Kevin Josue Soto-Bonilla listens as attorneys discuss jury instructions on Wednesday, Dec. 11, 2019 at the Bedford County Courthouse.

BEDFORD -- A small gasp cut the tension in Bedford Circuit Court Wednesday as a member of the MS-13 gang was pronounced guilty of capital murder.

The case of 22-year-old Kevin Josue Soto Bonilla has played out over the course of eight days. His charges stem from the March 27, 2017 death of 17-year-old Raymond Wood.

He's the second of his co-defendants to stand trial: Victor Arnoldo Rodas was convicted last year of first-degree murder among other charges and was sentenced to 55 years in prison.

Two others, Lisandro Antonio Posada-Vasquez and Juan Martin Hernandez, have pleaded guilty to capital murder and being an accessory after the fact to murder.

Along with the capital murder charge, the jury found Soto Bonilla guilty of gang participation and abduction for pecuniary benefit after deliberating for about two and a half hours.

He was found not guilty of a robbery charge.

Wood's mother, Marjorie Stagno, hugged several people who've worked on the case before leaving the courthouse with her friends and family.

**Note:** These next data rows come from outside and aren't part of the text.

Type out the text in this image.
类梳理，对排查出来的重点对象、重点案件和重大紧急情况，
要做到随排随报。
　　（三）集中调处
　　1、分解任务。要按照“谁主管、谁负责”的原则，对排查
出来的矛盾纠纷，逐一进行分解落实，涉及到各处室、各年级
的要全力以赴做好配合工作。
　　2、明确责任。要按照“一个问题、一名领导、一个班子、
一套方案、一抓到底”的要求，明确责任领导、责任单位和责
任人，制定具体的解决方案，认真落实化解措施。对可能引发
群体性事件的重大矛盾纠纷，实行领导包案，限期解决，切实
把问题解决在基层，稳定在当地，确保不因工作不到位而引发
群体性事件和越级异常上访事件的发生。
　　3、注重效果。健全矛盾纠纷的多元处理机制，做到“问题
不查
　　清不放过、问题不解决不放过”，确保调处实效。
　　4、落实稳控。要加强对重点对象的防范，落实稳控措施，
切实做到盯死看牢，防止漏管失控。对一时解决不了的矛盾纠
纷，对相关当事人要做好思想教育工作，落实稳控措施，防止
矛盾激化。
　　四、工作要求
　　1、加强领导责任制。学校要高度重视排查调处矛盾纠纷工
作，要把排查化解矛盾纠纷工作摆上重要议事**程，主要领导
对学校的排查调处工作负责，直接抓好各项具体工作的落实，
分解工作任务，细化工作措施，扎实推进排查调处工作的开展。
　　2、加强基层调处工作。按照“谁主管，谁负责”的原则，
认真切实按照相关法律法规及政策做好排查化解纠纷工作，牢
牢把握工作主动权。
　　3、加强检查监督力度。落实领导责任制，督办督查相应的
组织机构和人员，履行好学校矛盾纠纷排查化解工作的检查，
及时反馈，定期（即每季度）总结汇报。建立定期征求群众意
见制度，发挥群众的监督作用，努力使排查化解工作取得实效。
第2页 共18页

Friday she'll learn whether her son's killer will spend the rest of his life in prison or be sentenced to death.

As Bedford Circuit Court Judge James Updike went over the procedures for the final phase of the trial, Soto Bonilla kept his gaze downcast, leaving the courtroom that way to return to jail for the night.

He was one of four men sent down to Lynchburg from Maryland to help in Wood's killing, according to testimony in the case. Rodas and another gang member living in Lynchburg decided to kill him after they exchanged threats and having decided to take Wood's marijuana business from him.

The group drove to Wood's Coronado Lane home that night under the pretext of a weed deal, pulled him into a car and drove to Roaring Run Road in the Goode area of Bedford County.

There, they dragged him out of the car, stabbed him with a knife a number of times, cut his throat, severed his right hand and fled on foot when a passing motorist noticed Wood's body.

Soto Bonilla and one co-defendant were able to escape and lived on the lam for about six months before they were arrested.

More than a dozen witnesses took the stand for four days' worth of testimony, including three self-admitted MS-13 members who took part in the events surrounding Wood's death.

In closing arguments Wednesday, Bedford County Commonwealth's Attorney Wes Nance said Soto Bonilla's guilt was laid plain.

"You have the evidence before you, and frankly, it is overwhelming," he said.

After Wood's death, Soto Bonilla started to go by the name "carnicero," or butcher, and spoke to higher-up gang members about sleeping on sofas with a co-defendant, and keeping a low profile, Nance reminded the jury.

Aaron Houchens, a lawyer on Soto Bonilla's defense team, called his client's charges "complex crimes."

"There's no question that a crime was committed," he said, acknowledging there was evidence that showed Soto Bonilla participated in what would be first-degree murder.

But he disputed whether Wood was robbed, abducted for some kind of benefit or that his death met the criteria of capital murder -- namely, that it happened during the course of a robbery or abduction for benefit.

Houchens said the money and weed found in the car Wood was abducted into were littered with everything else in the vehicle, since he fought and struggled after being pulled into the car.

He pointed out that testimony never mentioned any gang members planning a robbery, only planning to "make a soup," or kill someone.

Nance presented evidence that members of the gang wanted to expand its reach by selling weed in Lynchburg, telling the jury that killing such a "financial chavala," or rival, would serve to set a gruesome example for others not to disrespect MS-13.

Houchens said it "doesn't add up" that they would want to take away the small-fry drug business Wood had -- questioning the "pecuniary benefit" aspect of the abduction charge. He said the killing was instead borne of a personal vendetta.

The jury will hear evidence Thursday before deciding whether to sentence Soto Bonilla to life in prison or to death.